Documented in colour pictures published in newspapers and magazines.
But Luc Delahaye takes with him also a medium-format camera.
And the pictures he makes with that camera are enlarged to monumental sizes.
Those enormous pictures are now exhibited in the J. Paul Getty Museum at the Getty Centre in Los Angeles, USA.
So, in case you have missed to see those images in your newspaper or magazine, now you have the opportunity to see the corpse of the killed Taliban soldier in colour and life sized.
And all the other horrible things that have happened in the world over the last years.
The question arises what is the reason for this exhibition.
Why does the curator of the J. Paul Getty Museum, a woman called Anne Lacoste, choose to show these photographs?
They have already been presented to the public in newspapers and magazines.
The public knows about the events presented in the images.
Nothing new or unknown until now can be seen.
Over the last couple of years many terrible events indeed have been happening in the world.
Wars and disasters.
But at the same time, many beautiful and wonderful things have been happening as well.
Completely ignored by Luc Delahaye.
More people in the world are living in peace than in war.
Most places have not suffered disasters.
The exhibition is like a show of sadists intended for masochists.

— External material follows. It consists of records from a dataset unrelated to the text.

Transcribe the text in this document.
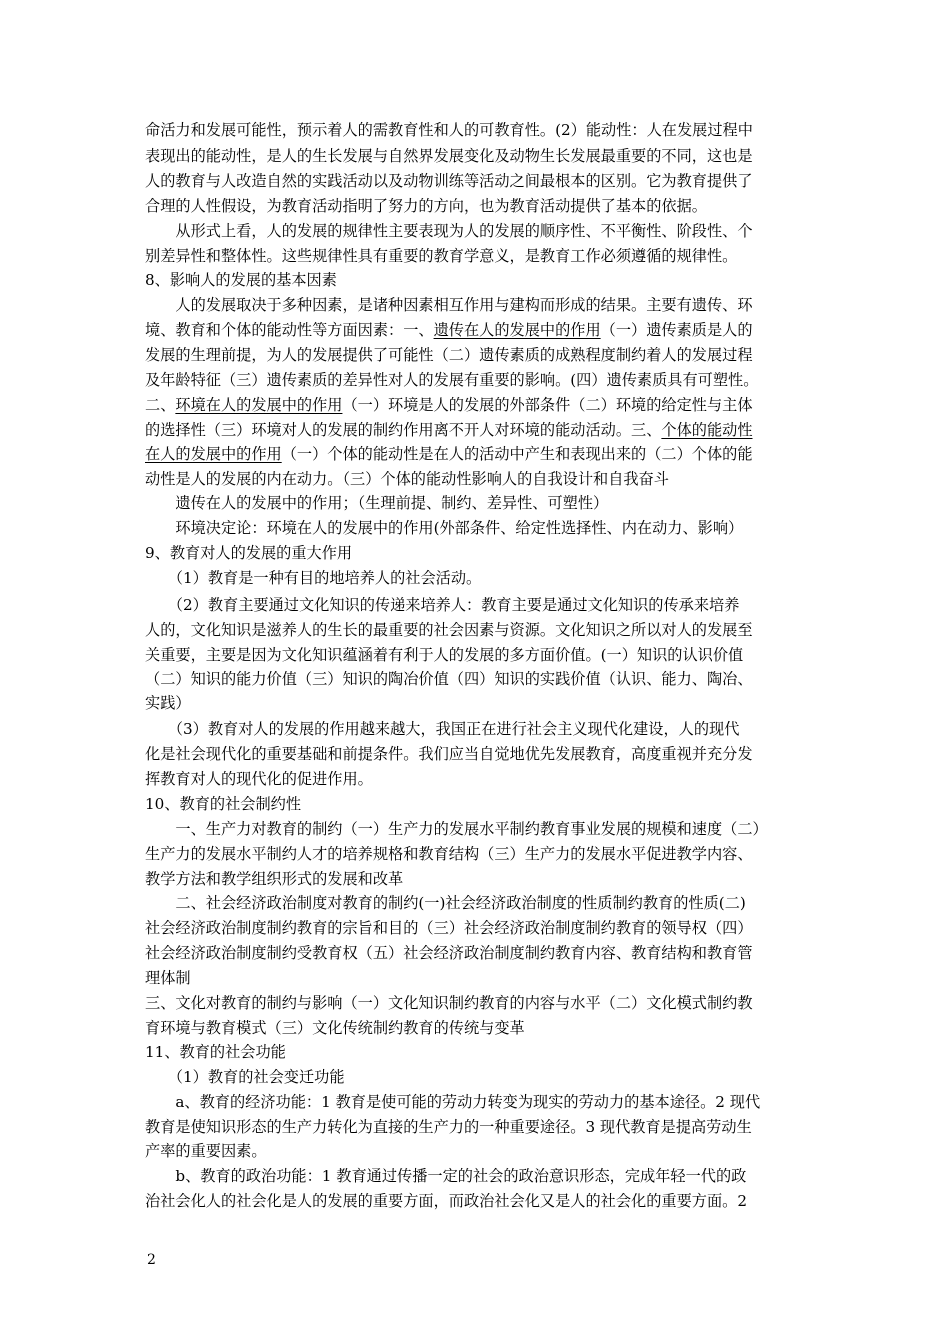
命活力和发展可能性，预示着人的需教育性和人的可教育性。(2）能动性：人在发展过程中
表现出的能动性，是人的生长发展与自然界发展变化及动物生长发展最重要的不同，这也是
人的教育与人改造自然的实践活动以及动物训练等活动之间最根本的区别。它为教育提供了
合理的人性假设，为教育活动指明了努力的方向，也为教育活动提供了基本的依据。
　　从形式上看，人的发展的规律性主要表现为人的发展的顺序性、不平衡性、阶段性、个
别差异性和整体性。这些规律性具有重要的教育学意义，是教育工作必须遵循的规律性。
8、影响人的发展的基本因素
　　人的发展取决于多种因素，是诸种因素相互作用与建构而形成的结果。主要有遗传、环
境、教育和个体的能动性等方面因素：一、遗传在人的发展中的作用（一）遗传素质是人的
发展的生理前提，为人的发展提供了可能性（二）遗传素质的成熟程度制约着人的发展过程
及年龄特征（三）遗传素质的差异性对人的发展有重要的影响。(四）遗传素质具有可塑性。
二、环境在人的发展中的作用（一）环境是人的发展的外部条件（二）环境的给定性与主体
的选择性（三）环境对人的发展的制约作用离不开人对环境的能动活动。三、个体的能动性
在人的发展中的作用（一）个体的能动性是在人的活动中产生和表现出来的（二）个体的能
动性是人的发展的内在动力。（三）个体的能动性影响人的自我设计和自我奋斗
　　遗传在人的发展中的作用；（生理前提、制约、差异性、可塑性）
　　环境决定论：环境在人的发展中的作用(外部条件、给定性选择性、内在动力、影响）
9、教育对人的发展的重大作用
　　（1）教育是一种有目的地培养人的社会活动。
　　（2）教育主要通过文化知识的传递来培养人：教育主要是通过文化知识的传承来培养
人的，文化知识是滋养人的生长的最重要的社会因素与资源。文化知识之所以对人的发展至
关重要，主要是因为文化知识蕴涵着有利于人的发展的多方面价值。(一）知识的认识价值
（二）知识的能力价值（三）知识的陶冶价值（四）知识的实践价值（认识、能力、陶冶、
实践）
　　（3）教育对人的发展的作用越来越大，我国正在进行社会主义现代化建设，人的现代
化是社会现代化的重要基础和前提条件。我们应当自觉地优先发展教育，高度重视并充分发
挥教育对人的现代化的促进作用。
10、教育的社会制约性
　　一、生产力对教育的制约（一）生产力的发展水平制约教育事业发展的规模和速度（二）
生产力的发展水平制约人才的培养规格和教育结构（三）生产力的发展水平促进教学内容、
教学方法和教学组织形式的发展和改革
　　二、社会经济政治制度对教育的制约(一)社会经济政治制度的性质制约教育的性质(二)
社会经济政治制度制约教育的宗旨和目的（三）社会经济政治制度制约教育的领导权（四）
社会经济政治制度制约受教育权（五）社会经济政治制度制约教育内容、教育结构和教育管
理体制
三、文化对教育的制约与影响（一）文化知识制约教育的内容与水平（二）文化模式制约教
育环境与教育模式（三）文化传统制约教育的传统与变革
11、教育的社会功能
　　（1）教育的社会变迁功能
　　a、教育的经济功能：1 教育是使可能的劳动力转变为现实的劳动力的基本途径。2 现代
教育是使知识形态的生产力转化为直接的生产力的一种重要途径。3 现代教育是提高劳动生
产率的重要因素。
　　b、教育的政治功能：1 教育通过传播一定的社会的政治意识形态，完成年轻一代的政
治社会化人的社会化是人的发展的重要方面，而政治社会化又是人的社会化的重要方面。2
2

The worst events of the last couple of years are presented only.
As impressive as possible.
As if this is the world we are living in.
There is another reason why this exhibition of Luc Delahaye in the J. Paul Getty Museum is adamantly rejected.
It is because of the aspect of this exhibition that those large images are considered objects of art.
They are bought and collected by museums like the Los Angeles County Museum of Art and the High Museum of Art in Houston.
The deep misery of people in situations they are not responsible for photographed by a European photographer who sells eventually those images for big money.